Le développement de la sécurité post-quantique
Si les algorithmes symétriques semblent susceptibles de conserver leur efficacité après l'avènement de l'informatique quantique, un ordinateur quantique suffisamment puissant pourrait résoudre les algorithmes asymétriques en quelques heures, et non en plusieurs décennies, rendant ainsi obsolètes de nombreux systèmes de chiffrement actuels.
Bien qu’une utilisation généralisée des ordinateurs quantiques ne soit pas prévue avant plusieurs années, la menace qui pèse sur les données est bien réelle aujourd'hui. En effet, chaque fois que des cybercriminels exfiltrent des données chiffrées, ils collectent des actifs dans l'intention de les déchiffrer une fois que les capacités quantiques auront atteint leur maturité, une tactique connue sous le nom de « collecter maintenant, déchiffrer plus tard » (HNDL).

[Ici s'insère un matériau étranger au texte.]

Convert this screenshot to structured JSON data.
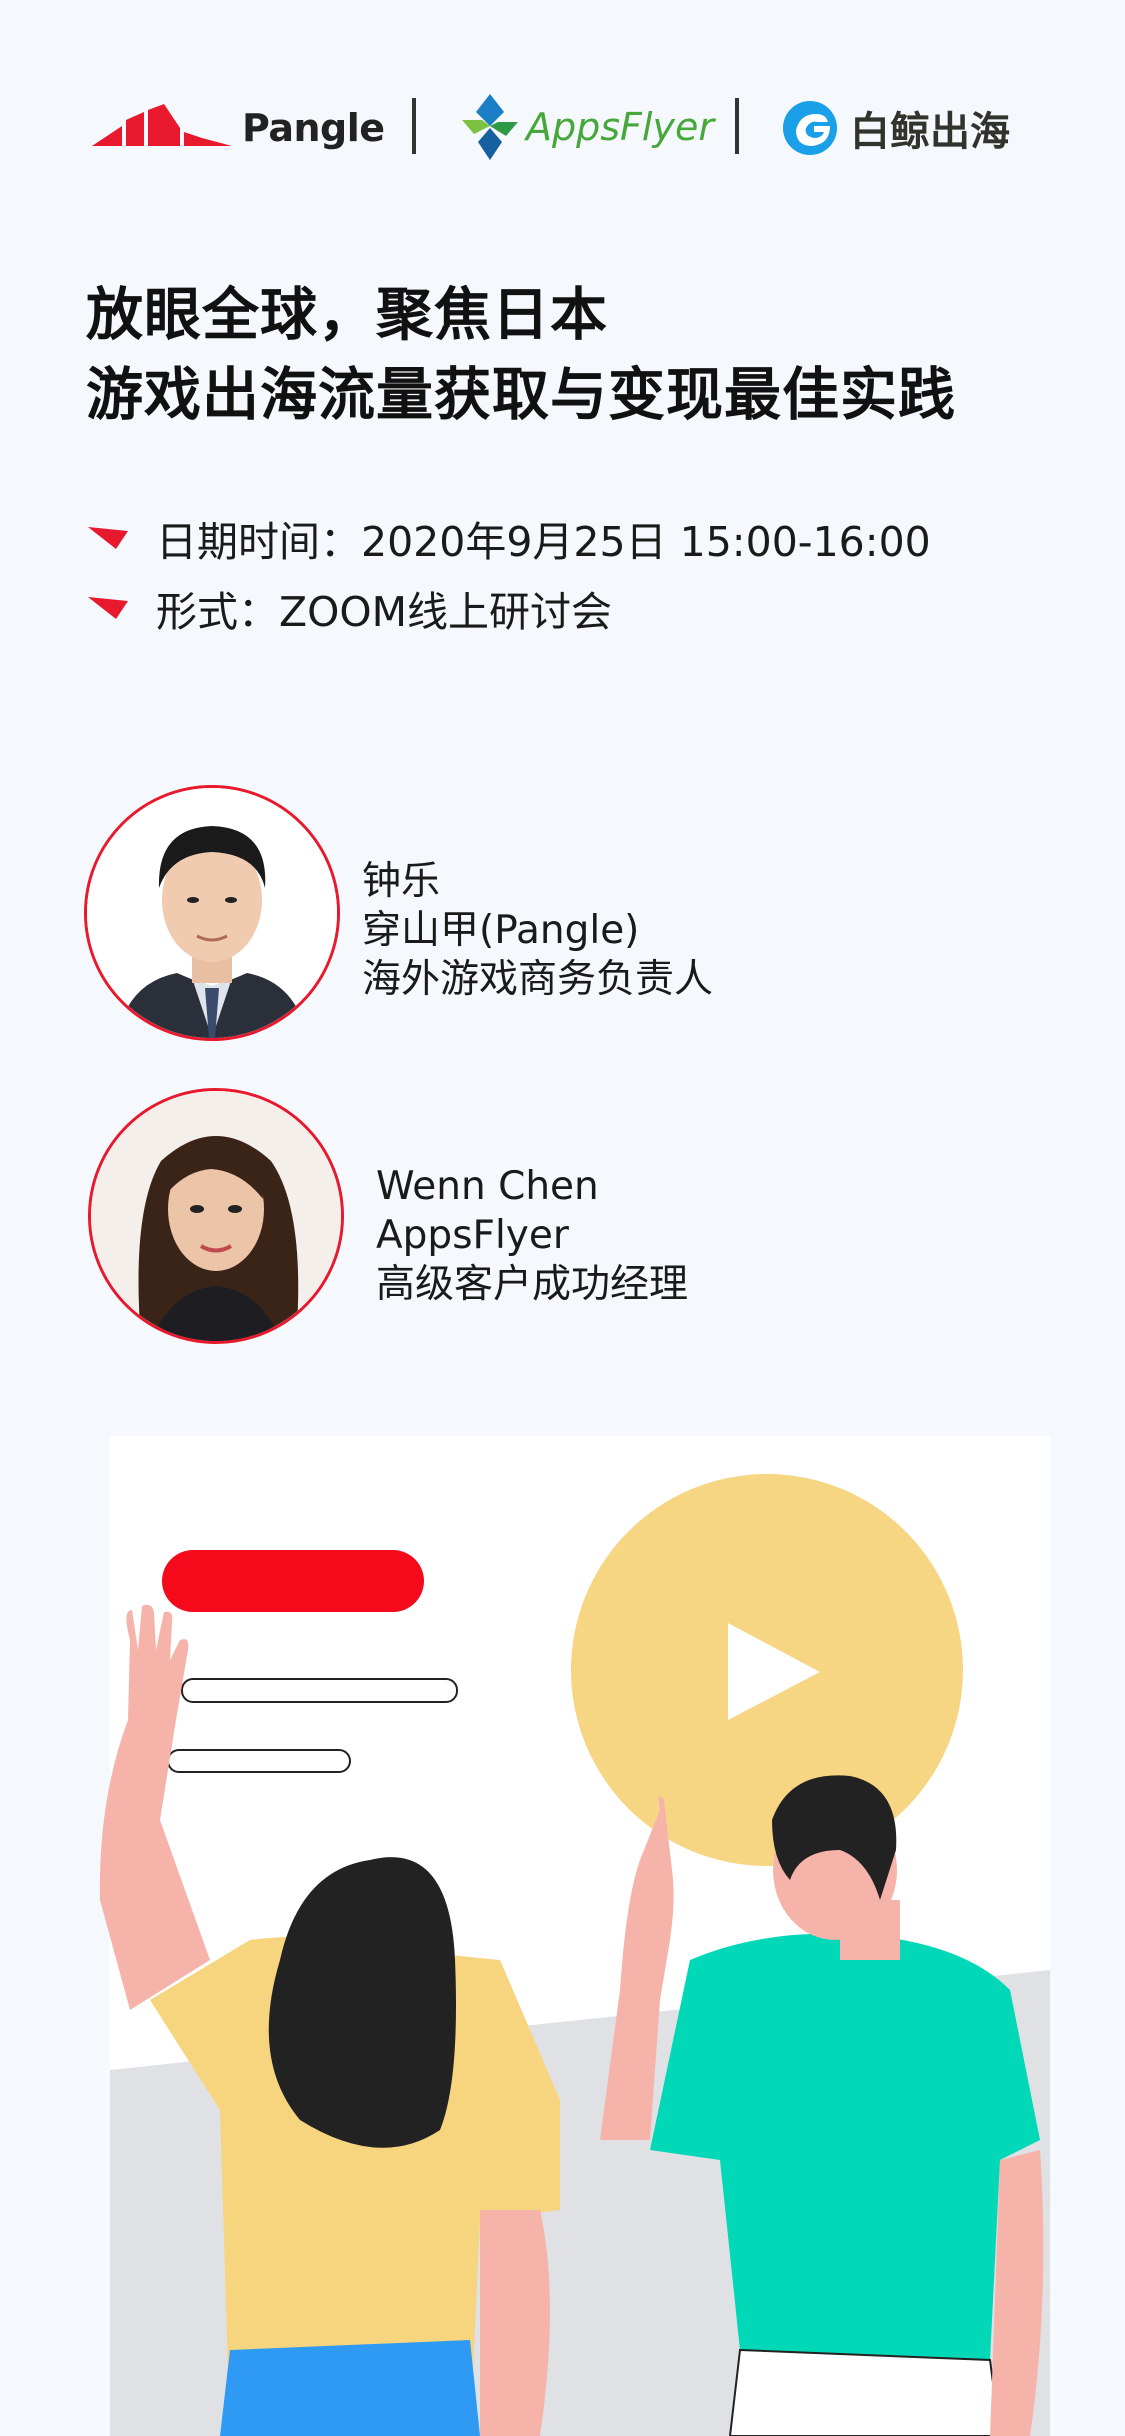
{
  "logos": {
    "pangle": {
      "text": "Pangle",
      "color": "#e8192c"
    },
    "appsflyer": {
      "text": "AppsFlyer",
      "color": "#46a73b"
    },
    "baijing": {
      "text": "白鲸出海",
      "color": "#1aa0e8"
    }
  },
  "title": {
    "line1": "放眼全球，聚焦日本",
    "line2": "游戏出海流量获取与变现最佳实践"
  },
  "info": {
    "date": "日期时间：2020年9月25日 15:00-16:00",
    "format": "形式：ZOOM线上研讨会"
  },
  "speakers": [
    {
      "name": "钟乐",
      "company": "穿山甲(Pangle)",
      "role": "海外游戏商务负责人"
    },
    {
      "name": "Wenn Chen",
      "company": "AppsFlyer",
      "role": "高级客户成功经理"
    }
  ],
  "colors": {
    "accent": "#e8192c",
    "background": "#f5f8fc",
    "circle": "#f6d583",
    "shirt_green": "#00d8b8",
    "shirt_yellow": "#f7d57e"
  }
}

Ainsi, les RSSI doivent de toute urgence chercher à remplacer le chiffrement traditionnel vulnérable au sein de leur infrastructure numérique actuelle et entamer une transition vers le chiffrement post-quantique. Les instructions des régulateurs et des agences de cybersécurité sont claires sur ce passage à un chiffrement résistant aux attaques quantiques qui doit commencer dès maintenant.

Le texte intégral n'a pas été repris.